On the trail to Clear Creek Hotsprings. Photo credit: Ken Lay
Proposed: Clear creek hotsprings pocket wilderness
DESCRIPTION
How about a Pocket Wilderness with hot and cold running water? Clear Creek Hot Spring is not the only hotspring in the Vancouver-Fraser Valley region, but it is the last remaining wilderness hotspring. Old growth forest with its thick carpet of bunch berry and moss surrounds the rocky clearing where the hotspring issues forth from under a large boulder. Gnarled old cedars point with wind carved spike tops to mountain goats on the cliffs above the springs. A well kept public cabin with loft and wood burning stove stands between a steaming cedar hot tub and the cold jade green waters of Clear Creek. The cabin and surrounding area are kept up by members of local 4x4 clubs. No one is paid for all the hard work. Clear Creek Hot Spring is a labour of love.
Hiking opportunities exist within the Pocket Wilderness for people of all ages and abilities. For the knowledgeable wilderness navigator, Hoodoo Lake is a two hour safari up the forested slopes along game trails. Another excursion consists of following the old mine exploration track up the valley of Clear Creek, through a canyon to a low pass that leads to the Fraser Canyon country. Seldom visited peaks and meadows await the adventurous, in the high country above the hotspring. After a hard day on the trail, it's back to the hot tub in time for the greatest show on earth. The wind in the trees, good friends, and a billion stars . . . that's Clear Creek Hot Spring Pocket Wilderness.
Hotsprings heaven. Photo credit:Dave Markowski
The B.C. Forest Service has put a postage stamp sized recreation reserve around the hotspring. This would allow logging to strip the hillside above the spring and to denude the upper part of the entire Clear Creek Valley. The rare wilderness qualities of the area would be wiped out. In fact the spring itself might be impacted by mudslides fromabove and by flash flooding caused by clearcutting the upper valley. We have seen such things happen before.

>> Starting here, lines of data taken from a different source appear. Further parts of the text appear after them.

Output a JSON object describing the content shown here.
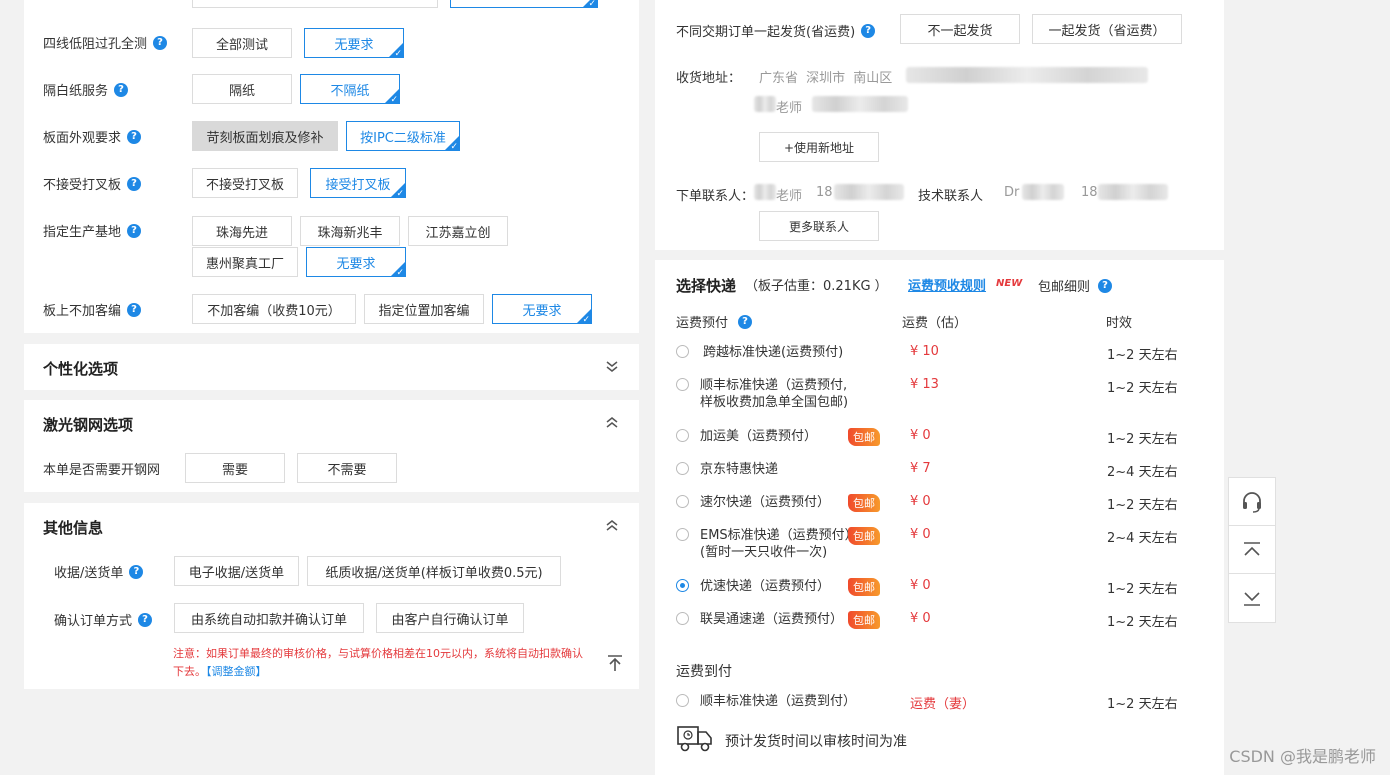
{
  "left": {
    "rows": [
      {
        "label": "四线低阻过孔全测",
        "options": [
          "全部测试",
          "无要求"
        ]
      },
      {
        "label": "隔白纸服务",
        "options": [
          "隔纸",
          "不隔纸"
        ]
      },
      {
        "label": "板面外观要求",
        "options": [
          "苛刻板面划痕及修补",
          "按IPC二级标准"
        ]
      },
      {
        "label": "不接受打叉板",
        "options": [
          "不接受打叉板",
          "接受打叉板"
        ]
      },
      {
        "label": "指定生产基地",
        "options": [
          "珠海先进",
          "珠海新兆丰",
          "江苏嘉立创",
          "惠州聚真工厂",
          "无要求"
        ]
      },
      {
        "label": "板上不加客编",
        "options": [
          "不加客编（收费10元）",
          "指定位置加客编",
          "无要求"
        ]
      }
    ],
    "personal": {
      "title": "个性化选项"
    },
    "laser": {
      "title": "激光钢网选项",
      "label": "本单是否需要开钢网",
      "options": [
        "需要",
        "不需要"
      ]
    },
    "other": {
      "title": "其他信息",
      "receipt_label": "收据/送货单",
      "receipt_options": [
        "电子收据/送货单",
        "纸质收据/送货单(样板订单收费0.5元)"
      ],
      "confirm_label": "确认订单方式",
      "confirm_options": [
        "由系统自动扣款并确认订单",
        "由客户自行确认订单"
      ],
      "note": "注意：如果订单最终的审核价格，与试算价格相差在10元以内，系统将自动扣款确认下去。",
      "note_link": "【调整金额】"
    }
  },
  "right": {
    "diff_label": "不同交期订单一起发货(省运费)",
    "diff_options": [
      "不一起发货",
      "一起发货（省运费）"
    ],
    "addr_label": "收货地址：",
    "addr_region": "广东省  深圳市  南山区",
    "addr_name": "老师",
    "new_addr_btn": "+使用新地址",
    "order_contact_label": "下单联系人：",
    "order_contact_name": "老师",
    "order_contact_phone": "18",
    "tech_contact_label": "技术联系人",
    "tech_contact_name": "Dr",
    "tech_contact_phone": "18",
    "more_contacts_btn": "更多联系人",
    "express_title": "选择快递",
    "weight": "（板子估重：0.21KG ）",
    "rule_link": "运费预收规则",
    "new_tag": "NEW",
    "free_detail": "包邮细则",
    "col_prepay": "运费预付",
    "col_fee": "运费（估）",
    "col_time": "时效",
    "free_badge": "包邮",
    "prepay_list": [
      {
        "name": "跨越标准快递(运费预付)",
        "price": "¥ 10",
        "time": "1~2 天左右"
      },
      {
        "name": "顺丰标准快递（运费预付,",
        "name2": "样板收费加急单全国包邮)",
        "price": "¥ 13",
        "time": "1~2 天左右"
      },
      {
        "name": "加运美（运费预付）",
        "price": "¥ 0",
        "time": "1~2 天左右"
      },
      {
        "name": "京东特惠快递",
        "price": "¥ 7",
        "time": "2~4 天左右"
      },
      {
        "name": "速尔快递（运费预付）",
        "price": "¥ 0",
        "time": "1~2 天左右"
      },
      {
        "name": "EMS标准快递（运费预付）",
        "name2": "(暂时一天只收件一次)",
        "price": "¥ 0",
        "time": "2~4 天左右"
      },
      {
        "name": "优速快递（运费预付）",
        "price": "¥ 0",
        "time": "1~2 天左右"
      },
      {
        "name": "联昊通速递（运费预付）",
        "price": "¥ 0",
        "time": "1~2 天左右"
      }
    ],
    "cod_title": "运费到付",
    "cod_item": {
      "name": "顺丰标准快递（运费到付）",
      "price": "运费（妻）",
      "time": "1~2 天左右"
    },
    "ship_note": "预计发货时间以审核时间为准"
  },
  "watermark": "CSDN @我是鹏老师"
}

For the moment, Clear Creek Hot Spring Pocket Wilderness is in no danger from logging. However, the lower part of the Clear Creek Road is being widened and upgraded in preparation for clearcut logging the lower valley. Road upgrading or logging will not enter the Pocket Wilderness area for the moment, but public pressure must be applied to make sure they never do. It is important to remember plans could be submitted to log this area at any time.
Access
Access from the village of Harrison Hotsprings follow the signs to nearby Sasquatch Provincial Park, east of Harrison Lake. Just inside the park, take a left up a logging road that is signed Harrison Road East. Climb high above the lake at first, then descend to Rainbow Falls. You pass through one logging camp near the mouth of Cogburn Creek. Then, 11/2 hours and 53 km from the village of Harrison Hot Springs, you come to a second logging camp with stacks of cut logs, at the mouth of Big Silver Creek. Follow the road through the camp, past the logs, and up Big Silver Creek. Drive over the Hornet Creek Bridge, then a few minutes later, look for a rough road on the right. This is an old mining exploration road that heads up the valley of Clear Creek, past the hotspring. The valley has never been logged. You are now 10 km from the spring. 2-wheel drive pick-up trucks or skookum cars can usually get you to within a one hour walk of the hotspring and cabin, inside the Pocket Wilderness. 4-wheel drive vehicles may at times make it all the way.